Set Two: Shaheed, Who Knows What Tomorrow Will Bring (Traffic cover), Dream of Love (Los Lobos Cover) >, 3rd Stone From the Sun (Jimi Hendrix cover), Chains of Love (Los Lobos cover), Revolution (The Beatles cover), West LA Fade Away (Grateful Dead cover), Stone Free (Jimi Hendrix cover)
Finally, last evening’s encore could easily rank high in Bowlive History as one of the best. It wasn’t just an encore... It was a “Neil-Core”: Soulive ended the night with a Neil Young medley for the ages, touching on three distinctly different parts of Neil Young's career. There could not have had a better supporting cast of guitarists to bring the screeching Neil Young chords to life with David Hidalgo (Los Lobos) and Tash Neil (The London Souls) on stage alongside Eric Kranso. The first song in the Neil medley was “Ohio,” a political song written by Neil Young about the 1970 Kent State shootings and the protest movement that it helped shape. “Ohio” was followed up by a spirited version of "Down by the River," a tune Neil Young and Crazy Horse played on the album Everybody Knows This is Nowhere. Alan Evans, who was lending his drum kit to The London Souls Chris St. Hilaire, shared the vocals on that tune with Tash O’Neal. Seeing Alan in the middle of the stage with a microphone in his hand was new and fun. He seemed to be having a blast. Soulive went even deeper into the Neil Young catalog by playing "For What It's Worth," another powerful protest song written by Neil's band mate in the Buffalo Springfield, Stephen Stills. These three songs forced those remaining at the Brooklyn Bowl into a dancing frenzy of happiness.

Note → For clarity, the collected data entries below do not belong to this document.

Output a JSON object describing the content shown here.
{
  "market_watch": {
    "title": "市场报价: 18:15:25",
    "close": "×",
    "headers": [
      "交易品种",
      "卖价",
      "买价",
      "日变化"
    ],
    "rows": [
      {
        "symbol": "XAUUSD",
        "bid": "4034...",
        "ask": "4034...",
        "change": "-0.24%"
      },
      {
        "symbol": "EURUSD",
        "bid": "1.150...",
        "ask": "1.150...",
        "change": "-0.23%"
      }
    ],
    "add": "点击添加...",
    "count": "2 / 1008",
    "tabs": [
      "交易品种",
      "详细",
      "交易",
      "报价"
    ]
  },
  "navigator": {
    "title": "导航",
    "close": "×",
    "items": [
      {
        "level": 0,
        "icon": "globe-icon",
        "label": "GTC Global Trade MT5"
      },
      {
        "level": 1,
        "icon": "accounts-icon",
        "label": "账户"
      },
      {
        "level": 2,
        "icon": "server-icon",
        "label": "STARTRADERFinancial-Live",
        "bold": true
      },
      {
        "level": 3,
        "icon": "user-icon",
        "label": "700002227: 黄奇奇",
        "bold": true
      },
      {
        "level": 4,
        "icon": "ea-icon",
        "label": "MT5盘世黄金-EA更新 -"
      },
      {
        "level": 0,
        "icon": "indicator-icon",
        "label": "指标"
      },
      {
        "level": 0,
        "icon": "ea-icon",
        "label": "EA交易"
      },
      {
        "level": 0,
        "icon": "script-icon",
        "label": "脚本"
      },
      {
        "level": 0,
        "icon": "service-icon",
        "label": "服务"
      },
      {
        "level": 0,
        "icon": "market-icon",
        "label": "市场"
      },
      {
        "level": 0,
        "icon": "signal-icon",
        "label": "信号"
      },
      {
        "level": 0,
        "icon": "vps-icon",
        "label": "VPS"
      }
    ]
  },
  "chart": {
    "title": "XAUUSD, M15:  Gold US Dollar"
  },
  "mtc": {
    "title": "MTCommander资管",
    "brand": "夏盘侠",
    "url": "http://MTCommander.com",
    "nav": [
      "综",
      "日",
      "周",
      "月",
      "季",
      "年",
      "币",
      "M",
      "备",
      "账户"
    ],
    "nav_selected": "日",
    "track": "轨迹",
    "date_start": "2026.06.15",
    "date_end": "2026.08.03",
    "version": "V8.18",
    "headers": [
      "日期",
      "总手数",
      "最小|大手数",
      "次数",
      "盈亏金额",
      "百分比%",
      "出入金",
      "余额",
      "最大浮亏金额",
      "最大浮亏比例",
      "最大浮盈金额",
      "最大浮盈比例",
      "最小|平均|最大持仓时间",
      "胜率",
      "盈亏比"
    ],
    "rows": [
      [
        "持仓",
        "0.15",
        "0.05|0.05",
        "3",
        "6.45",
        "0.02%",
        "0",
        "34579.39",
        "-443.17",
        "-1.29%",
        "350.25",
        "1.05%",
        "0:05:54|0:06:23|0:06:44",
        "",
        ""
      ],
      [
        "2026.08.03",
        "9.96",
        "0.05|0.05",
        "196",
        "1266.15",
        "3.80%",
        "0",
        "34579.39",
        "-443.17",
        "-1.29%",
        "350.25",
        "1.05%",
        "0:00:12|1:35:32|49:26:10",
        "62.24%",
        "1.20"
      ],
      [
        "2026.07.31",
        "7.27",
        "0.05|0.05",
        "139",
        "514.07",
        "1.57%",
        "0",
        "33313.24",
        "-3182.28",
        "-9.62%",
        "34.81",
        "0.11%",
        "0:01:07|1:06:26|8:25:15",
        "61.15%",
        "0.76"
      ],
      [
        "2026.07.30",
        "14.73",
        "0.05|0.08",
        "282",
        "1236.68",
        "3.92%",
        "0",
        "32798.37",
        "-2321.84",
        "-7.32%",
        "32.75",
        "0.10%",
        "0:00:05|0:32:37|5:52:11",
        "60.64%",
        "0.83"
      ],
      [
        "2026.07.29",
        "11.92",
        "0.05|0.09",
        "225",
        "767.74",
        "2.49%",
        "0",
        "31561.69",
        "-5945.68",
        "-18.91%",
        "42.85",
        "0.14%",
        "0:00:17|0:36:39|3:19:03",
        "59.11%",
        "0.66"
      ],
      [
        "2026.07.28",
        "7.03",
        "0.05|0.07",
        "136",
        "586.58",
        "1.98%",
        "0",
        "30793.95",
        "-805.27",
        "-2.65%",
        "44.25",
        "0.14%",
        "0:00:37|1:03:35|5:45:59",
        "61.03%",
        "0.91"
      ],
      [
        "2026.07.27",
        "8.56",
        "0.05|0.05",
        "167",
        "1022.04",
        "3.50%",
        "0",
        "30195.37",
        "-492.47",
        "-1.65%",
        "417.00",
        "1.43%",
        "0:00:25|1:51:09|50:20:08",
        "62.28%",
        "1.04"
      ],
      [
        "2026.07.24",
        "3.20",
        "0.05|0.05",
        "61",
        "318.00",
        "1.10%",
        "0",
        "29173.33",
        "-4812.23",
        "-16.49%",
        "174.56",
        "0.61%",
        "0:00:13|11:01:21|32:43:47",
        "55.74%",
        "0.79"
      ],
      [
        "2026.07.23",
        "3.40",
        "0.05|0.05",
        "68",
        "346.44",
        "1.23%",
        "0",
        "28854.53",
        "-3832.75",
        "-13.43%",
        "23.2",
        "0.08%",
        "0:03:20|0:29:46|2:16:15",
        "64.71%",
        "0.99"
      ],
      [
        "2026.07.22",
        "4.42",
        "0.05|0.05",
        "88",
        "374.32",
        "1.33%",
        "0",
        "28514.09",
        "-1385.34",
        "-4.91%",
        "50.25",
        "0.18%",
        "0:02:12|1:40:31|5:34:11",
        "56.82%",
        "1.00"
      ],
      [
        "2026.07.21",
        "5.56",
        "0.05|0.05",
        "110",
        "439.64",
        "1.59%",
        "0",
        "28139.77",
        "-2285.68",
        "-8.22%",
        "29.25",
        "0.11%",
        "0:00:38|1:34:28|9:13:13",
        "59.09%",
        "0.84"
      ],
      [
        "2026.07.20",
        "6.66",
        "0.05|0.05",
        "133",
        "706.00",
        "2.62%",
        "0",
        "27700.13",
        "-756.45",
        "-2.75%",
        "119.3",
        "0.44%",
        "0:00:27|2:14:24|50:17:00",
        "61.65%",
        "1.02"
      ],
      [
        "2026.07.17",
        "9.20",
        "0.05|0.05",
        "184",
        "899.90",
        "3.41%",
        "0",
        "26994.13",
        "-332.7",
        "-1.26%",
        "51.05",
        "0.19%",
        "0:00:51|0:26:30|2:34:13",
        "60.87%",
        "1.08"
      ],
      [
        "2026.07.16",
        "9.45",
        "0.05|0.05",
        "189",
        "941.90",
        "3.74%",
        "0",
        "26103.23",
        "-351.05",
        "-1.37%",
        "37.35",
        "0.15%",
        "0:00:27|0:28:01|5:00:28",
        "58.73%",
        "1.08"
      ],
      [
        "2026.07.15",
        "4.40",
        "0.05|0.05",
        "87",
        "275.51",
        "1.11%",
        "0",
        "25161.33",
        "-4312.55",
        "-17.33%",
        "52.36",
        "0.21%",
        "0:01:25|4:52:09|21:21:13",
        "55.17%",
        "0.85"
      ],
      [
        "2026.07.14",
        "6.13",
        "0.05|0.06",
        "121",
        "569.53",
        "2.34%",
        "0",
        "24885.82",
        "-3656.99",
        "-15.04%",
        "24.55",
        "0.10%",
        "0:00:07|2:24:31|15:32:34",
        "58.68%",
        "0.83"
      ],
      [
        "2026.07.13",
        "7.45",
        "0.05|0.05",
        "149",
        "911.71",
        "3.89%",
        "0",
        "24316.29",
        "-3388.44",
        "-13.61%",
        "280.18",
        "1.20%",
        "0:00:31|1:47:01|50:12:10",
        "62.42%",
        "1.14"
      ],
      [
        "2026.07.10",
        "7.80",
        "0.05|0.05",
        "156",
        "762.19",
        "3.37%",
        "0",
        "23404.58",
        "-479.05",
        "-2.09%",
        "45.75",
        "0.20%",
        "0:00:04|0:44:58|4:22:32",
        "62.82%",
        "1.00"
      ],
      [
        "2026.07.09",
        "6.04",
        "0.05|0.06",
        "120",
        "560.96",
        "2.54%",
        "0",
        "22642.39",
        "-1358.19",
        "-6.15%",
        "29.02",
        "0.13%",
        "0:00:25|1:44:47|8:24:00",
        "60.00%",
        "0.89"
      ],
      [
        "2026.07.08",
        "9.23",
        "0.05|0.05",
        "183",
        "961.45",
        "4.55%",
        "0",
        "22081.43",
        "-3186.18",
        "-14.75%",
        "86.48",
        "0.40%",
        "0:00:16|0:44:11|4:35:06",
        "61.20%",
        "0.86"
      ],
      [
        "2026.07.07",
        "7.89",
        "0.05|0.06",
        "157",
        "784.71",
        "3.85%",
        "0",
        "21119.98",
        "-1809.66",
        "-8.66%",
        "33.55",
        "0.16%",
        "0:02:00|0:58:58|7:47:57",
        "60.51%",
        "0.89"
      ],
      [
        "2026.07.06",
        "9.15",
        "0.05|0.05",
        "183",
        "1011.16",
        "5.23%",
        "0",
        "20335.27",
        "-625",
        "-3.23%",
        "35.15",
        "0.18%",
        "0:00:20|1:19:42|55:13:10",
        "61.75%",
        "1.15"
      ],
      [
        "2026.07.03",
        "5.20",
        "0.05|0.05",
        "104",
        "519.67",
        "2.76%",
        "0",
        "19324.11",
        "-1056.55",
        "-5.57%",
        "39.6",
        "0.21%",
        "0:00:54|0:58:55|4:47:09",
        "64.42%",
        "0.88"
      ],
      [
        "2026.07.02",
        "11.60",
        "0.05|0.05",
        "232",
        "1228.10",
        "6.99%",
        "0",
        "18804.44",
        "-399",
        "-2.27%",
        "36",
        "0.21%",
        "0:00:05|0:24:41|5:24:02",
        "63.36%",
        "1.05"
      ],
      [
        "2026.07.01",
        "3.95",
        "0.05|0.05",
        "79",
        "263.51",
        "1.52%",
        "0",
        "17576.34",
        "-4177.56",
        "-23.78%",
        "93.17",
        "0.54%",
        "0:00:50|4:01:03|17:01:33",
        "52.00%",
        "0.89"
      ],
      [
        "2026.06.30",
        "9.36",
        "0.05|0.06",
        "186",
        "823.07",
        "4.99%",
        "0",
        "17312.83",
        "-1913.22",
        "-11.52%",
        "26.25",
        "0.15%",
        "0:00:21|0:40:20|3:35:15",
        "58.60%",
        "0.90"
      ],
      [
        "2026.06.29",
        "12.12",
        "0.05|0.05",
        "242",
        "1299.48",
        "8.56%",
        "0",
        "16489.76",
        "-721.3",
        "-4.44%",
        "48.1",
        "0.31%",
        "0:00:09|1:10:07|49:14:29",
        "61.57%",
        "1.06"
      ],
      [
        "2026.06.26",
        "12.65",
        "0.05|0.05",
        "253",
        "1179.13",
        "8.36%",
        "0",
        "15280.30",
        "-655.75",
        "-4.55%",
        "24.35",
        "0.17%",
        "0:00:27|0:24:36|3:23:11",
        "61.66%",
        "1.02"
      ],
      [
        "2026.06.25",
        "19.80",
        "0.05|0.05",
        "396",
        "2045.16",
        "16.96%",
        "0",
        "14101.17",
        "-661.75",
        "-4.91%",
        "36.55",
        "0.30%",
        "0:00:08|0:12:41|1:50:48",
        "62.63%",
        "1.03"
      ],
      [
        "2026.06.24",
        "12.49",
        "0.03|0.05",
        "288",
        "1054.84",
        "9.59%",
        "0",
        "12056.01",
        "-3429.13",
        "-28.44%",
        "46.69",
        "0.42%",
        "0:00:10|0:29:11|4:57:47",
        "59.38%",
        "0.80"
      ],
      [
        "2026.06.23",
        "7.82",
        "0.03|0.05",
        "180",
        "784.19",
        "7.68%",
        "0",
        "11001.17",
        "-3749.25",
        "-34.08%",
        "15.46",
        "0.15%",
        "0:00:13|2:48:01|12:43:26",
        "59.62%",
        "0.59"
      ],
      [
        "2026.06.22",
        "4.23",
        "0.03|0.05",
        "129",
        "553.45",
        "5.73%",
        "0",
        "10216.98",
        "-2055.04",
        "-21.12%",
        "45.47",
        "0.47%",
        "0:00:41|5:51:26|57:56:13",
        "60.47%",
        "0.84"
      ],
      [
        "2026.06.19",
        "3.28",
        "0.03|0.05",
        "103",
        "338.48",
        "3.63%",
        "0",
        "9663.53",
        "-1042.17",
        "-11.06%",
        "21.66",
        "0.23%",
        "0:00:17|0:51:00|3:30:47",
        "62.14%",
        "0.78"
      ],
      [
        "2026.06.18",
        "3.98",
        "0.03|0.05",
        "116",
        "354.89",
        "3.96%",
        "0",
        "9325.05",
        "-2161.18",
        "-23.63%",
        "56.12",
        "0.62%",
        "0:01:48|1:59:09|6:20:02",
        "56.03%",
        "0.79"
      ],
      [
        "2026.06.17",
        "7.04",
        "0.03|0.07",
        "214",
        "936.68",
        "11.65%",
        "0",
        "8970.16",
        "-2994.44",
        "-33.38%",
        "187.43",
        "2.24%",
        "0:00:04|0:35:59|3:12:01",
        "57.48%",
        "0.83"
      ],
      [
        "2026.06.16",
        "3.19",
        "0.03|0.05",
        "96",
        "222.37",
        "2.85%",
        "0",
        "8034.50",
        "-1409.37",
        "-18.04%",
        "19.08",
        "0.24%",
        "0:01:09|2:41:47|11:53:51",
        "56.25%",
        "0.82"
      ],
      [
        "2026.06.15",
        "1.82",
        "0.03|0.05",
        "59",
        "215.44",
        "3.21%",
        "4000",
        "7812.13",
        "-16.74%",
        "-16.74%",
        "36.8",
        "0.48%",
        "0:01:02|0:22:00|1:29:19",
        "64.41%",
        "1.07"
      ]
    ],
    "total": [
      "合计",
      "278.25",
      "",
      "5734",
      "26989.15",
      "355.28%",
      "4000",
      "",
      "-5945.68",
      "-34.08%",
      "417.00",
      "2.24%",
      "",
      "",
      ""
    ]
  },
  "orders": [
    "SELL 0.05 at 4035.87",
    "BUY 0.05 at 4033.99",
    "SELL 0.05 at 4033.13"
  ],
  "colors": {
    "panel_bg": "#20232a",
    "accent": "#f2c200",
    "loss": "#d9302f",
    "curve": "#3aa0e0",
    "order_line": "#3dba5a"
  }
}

Encore: Ohio (CSNY), Down By the River (Neil Young and Crazy Horse), For What it's Worth (Buffalo Springfield)
Sure, it was Wednesday night and the audience was weary from dancing their legs off the previous nights, but true music fans love hearing famous covers performed by their favorite bands. Soulive has been consistently banging out tight versions of their own originals but it’s the rousing covers of popular classic rock songs that brought the jam band crowd of the Brooklyn Bowl to their Nirvana last night. These collaborations also feed the members of Soulive. Marco Benevento and David Hildalgo expanded the consciousness of Soulive last night and the audience was just in awe.